SHOICHI OKUMURA
BIO
Shoichi Okumura was born in BeiJing, China in 1989 to a Japanese father and Chinese mother. A few years later his family moved to Tokyo, Japan, where the artist lives and works today. Shoichi continues to draw inspiration from both his birth country and Japan by employing mineral pigments on silk canvases.
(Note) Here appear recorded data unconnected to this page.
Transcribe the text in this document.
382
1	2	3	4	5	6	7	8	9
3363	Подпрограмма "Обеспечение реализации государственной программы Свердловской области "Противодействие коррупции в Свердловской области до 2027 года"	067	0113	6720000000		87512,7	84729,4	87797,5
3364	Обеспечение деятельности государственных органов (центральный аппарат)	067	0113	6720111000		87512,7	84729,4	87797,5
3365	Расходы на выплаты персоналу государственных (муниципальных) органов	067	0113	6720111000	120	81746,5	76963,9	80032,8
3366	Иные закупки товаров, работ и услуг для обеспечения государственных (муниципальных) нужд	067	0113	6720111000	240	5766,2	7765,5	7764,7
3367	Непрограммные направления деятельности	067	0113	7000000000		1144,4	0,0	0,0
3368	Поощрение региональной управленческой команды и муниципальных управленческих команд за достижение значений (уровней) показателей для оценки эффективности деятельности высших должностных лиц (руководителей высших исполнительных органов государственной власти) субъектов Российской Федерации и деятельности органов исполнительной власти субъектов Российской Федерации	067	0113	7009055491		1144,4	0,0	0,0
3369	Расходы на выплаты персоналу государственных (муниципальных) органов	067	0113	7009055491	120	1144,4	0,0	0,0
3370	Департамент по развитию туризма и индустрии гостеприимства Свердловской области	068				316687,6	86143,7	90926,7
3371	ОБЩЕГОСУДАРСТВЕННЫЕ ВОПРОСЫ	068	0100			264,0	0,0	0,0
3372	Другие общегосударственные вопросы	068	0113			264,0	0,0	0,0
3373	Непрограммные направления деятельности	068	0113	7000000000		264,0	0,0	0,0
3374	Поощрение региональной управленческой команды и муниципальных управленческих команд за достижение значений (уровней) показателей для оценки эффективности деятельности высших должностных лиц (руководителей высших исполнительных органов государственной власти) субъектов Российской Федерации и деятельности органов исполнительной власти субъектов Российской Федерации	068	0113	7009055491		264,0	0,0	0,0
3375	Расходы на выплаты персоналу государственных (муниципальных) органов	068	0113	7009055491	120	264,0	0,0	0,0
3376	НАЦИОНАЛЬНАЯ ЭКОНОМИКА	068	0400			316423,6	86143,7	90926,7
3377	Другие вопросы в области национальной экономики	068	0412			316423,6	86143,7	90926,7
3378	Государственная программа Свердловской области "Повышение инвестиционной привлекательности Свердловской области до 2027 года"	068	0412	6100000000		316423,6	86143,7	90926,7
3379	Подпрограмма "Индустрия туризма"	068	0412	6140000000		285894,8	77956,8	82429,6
"My works are not painted with acrylics, but with iwa-enogu (mineral pigment), traditional Japanese mineral pigments. These pigments are made by grinding natural minerals and have a distinctive texture and vivid coloration. They are the same types of pigments used by Edo-period artists such as “Itō Jakuchū” and the “Kano-Ha” painters." Shoichi brings these traditional methods into the 21st century by blending ideas of nature with modern subjects and man-made industrial objects. Through the use of multiple perspectives and scenes, ethereal worlds appear to float around within each other, drawing the eye to every inch of his compositions and back again. Shoichi received his MFA in painting from Tama Art University in 2017. He has participated in numerous solo exhibitions and art fairs in both Taipei and Tokyo. This will be Shoichi's first showing in the United States and will debut work at this year's iteration of the Seattle Art Fair with Hall Spassov.
STATEMENT
Walking through the “園林/YuanLin”, one notices here and there the inclusion of “盆景/BonKei” and “太湖石/Taihu stones." While these are small separate worlds placed within the “園林/YuanLin”, the garden itself serves as a condensed depiction of real scenes or imagined paradises. In this regard, it is no different from the similarly condensed small separate worlds.
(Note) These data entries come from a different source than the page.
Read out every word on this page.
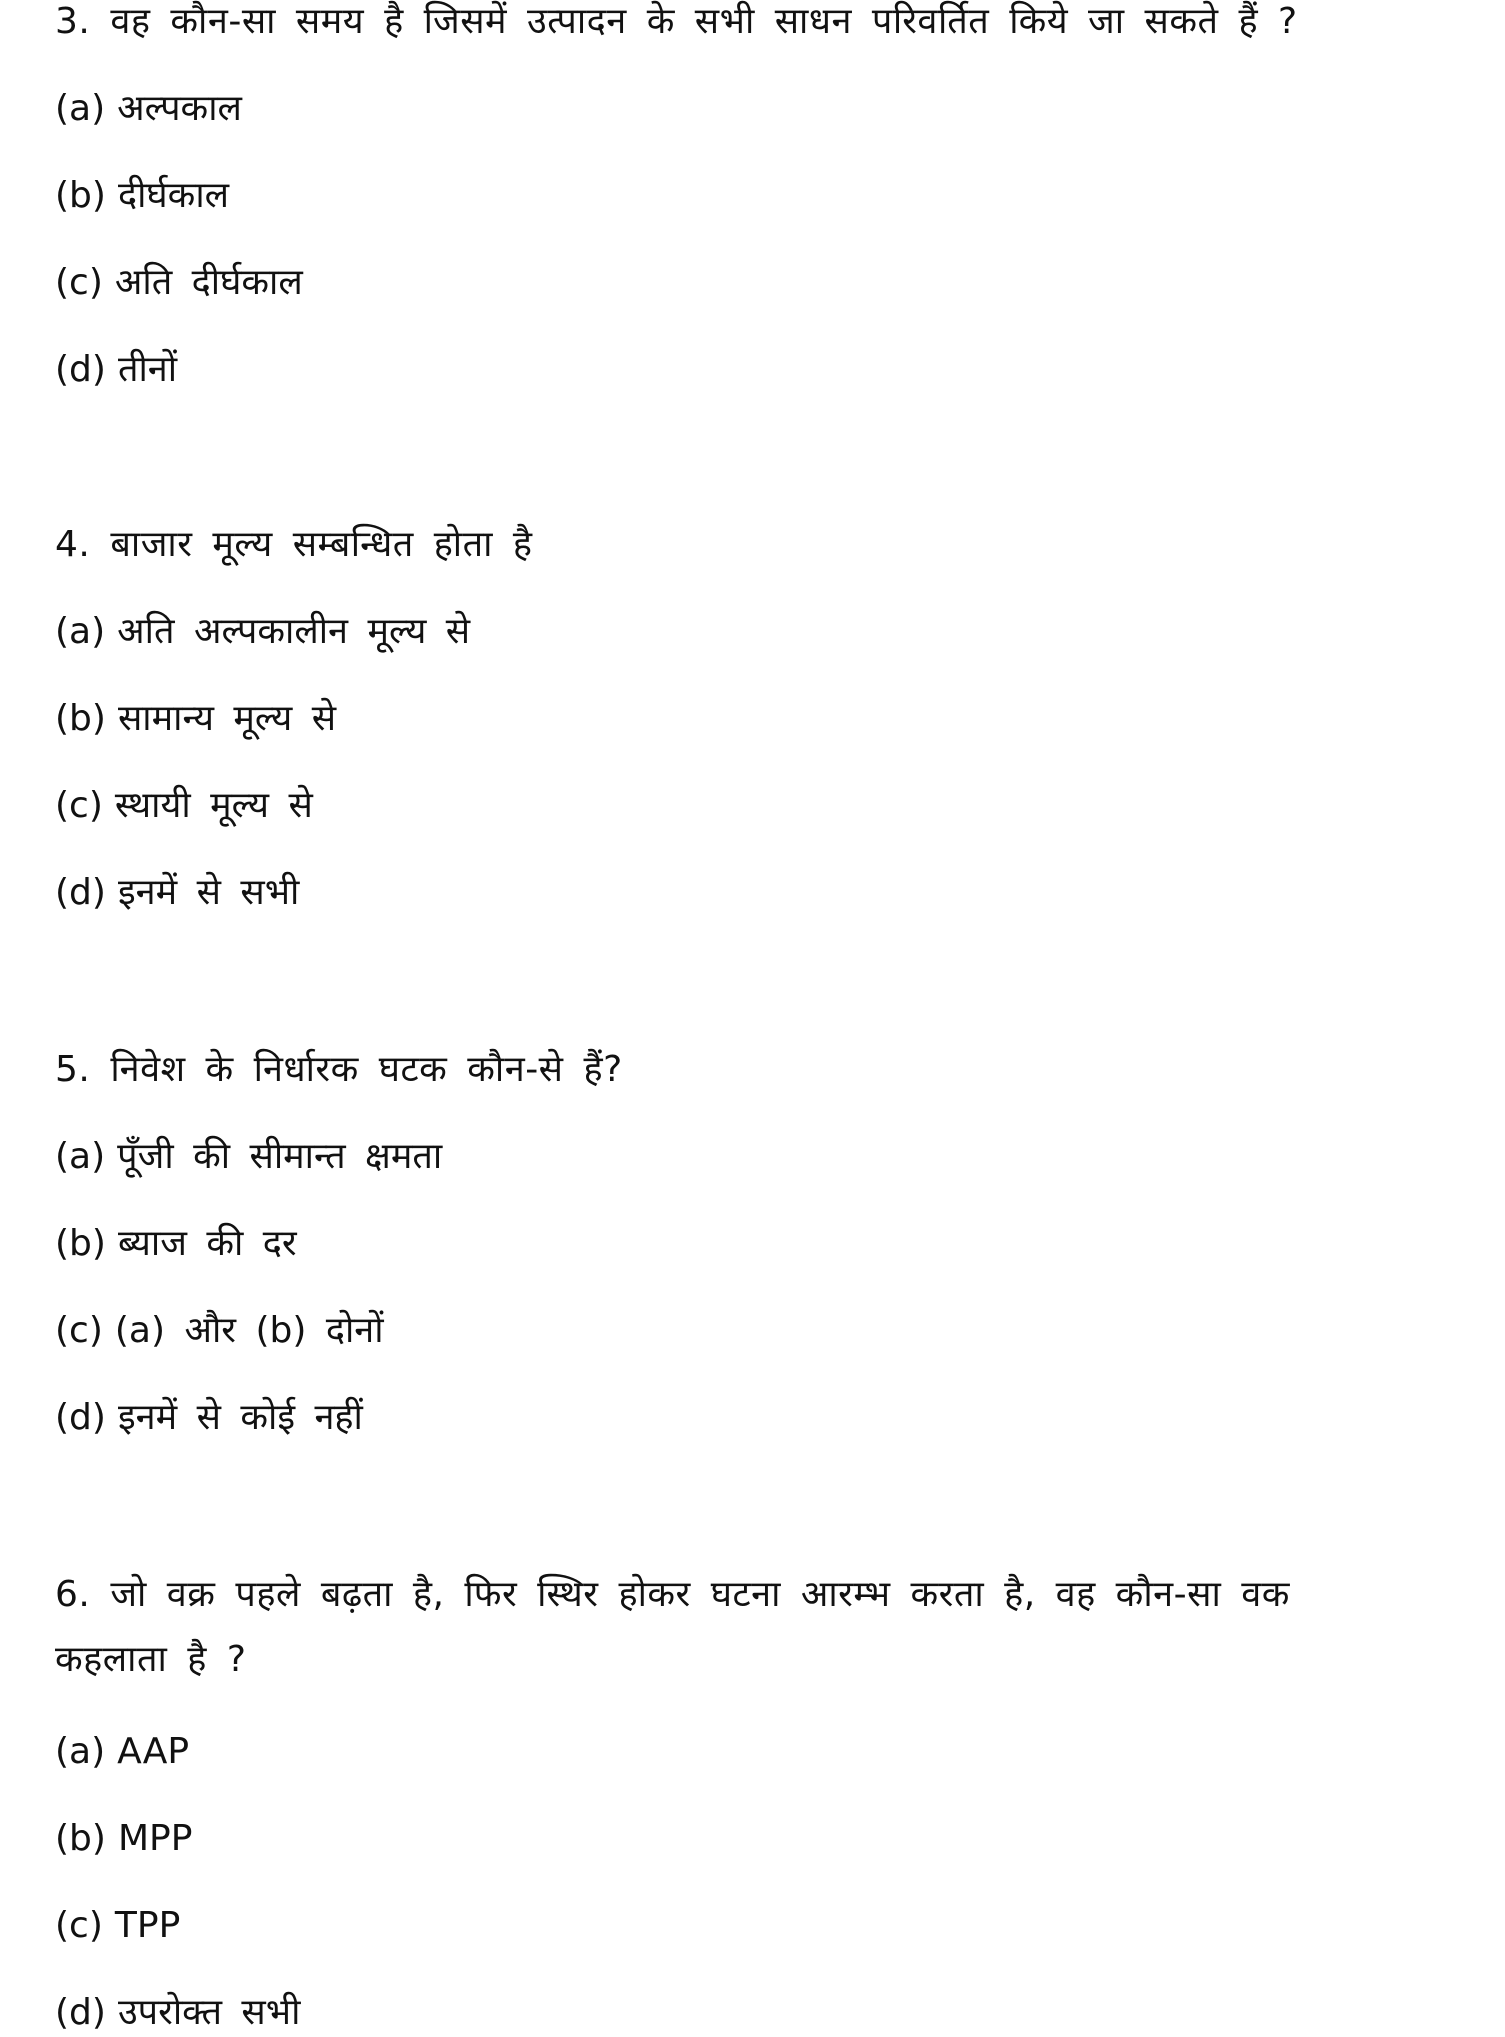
3. वह कौन-सा समय है जिसमें उत्पादन के सभी साधन परिवर्तित किये जा सकते हैं ?
(a) अल्पकाल
(b) दीर्घकाल
(c) अति दीर्घकाल
(d) तीनों
4. बाजार मूल्य सम्बन्धित होता है
(a) अति अल्पकालीन मूल्य से
(b) सामान्य मूल्य से
(c) स्थायी मूल्य से
(d) इनमें से सभी
5. निवेश के निर्धारक घटक कौन-से हैं?
(a) पूँजी की सीमान्त क्षमता
(b) ब्याज की दर
(c) (a) और (b) दोनों
(d) इनमें से कोई नहीं
6. जो वक्र पहले बढ़ता है, फिर स्थिर होकर घटना आरम्भ करता है, वह कौन-सा वक
कहलाता है ?
(a) AAP
(b) MPP
(c) TPP
(d) उपरोक्त सभी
This structure is not only found in gardens but also in paintings such as those depicting the landscapes of the Northern Song Dynasty or mandalas, as well as in architectural structures like courtyard houses or earthen buildings, and in stories such as "Dream of the Red Chamber," where the notion of a condensed small separate world, akin to a nested paradise, is often expressed.
Drawing from this nested structure, a contemporary utopia is portrayed by combining elements of the fictional "tropical" and characters as analogies for landscapes, echoing the concept of a modern utopia.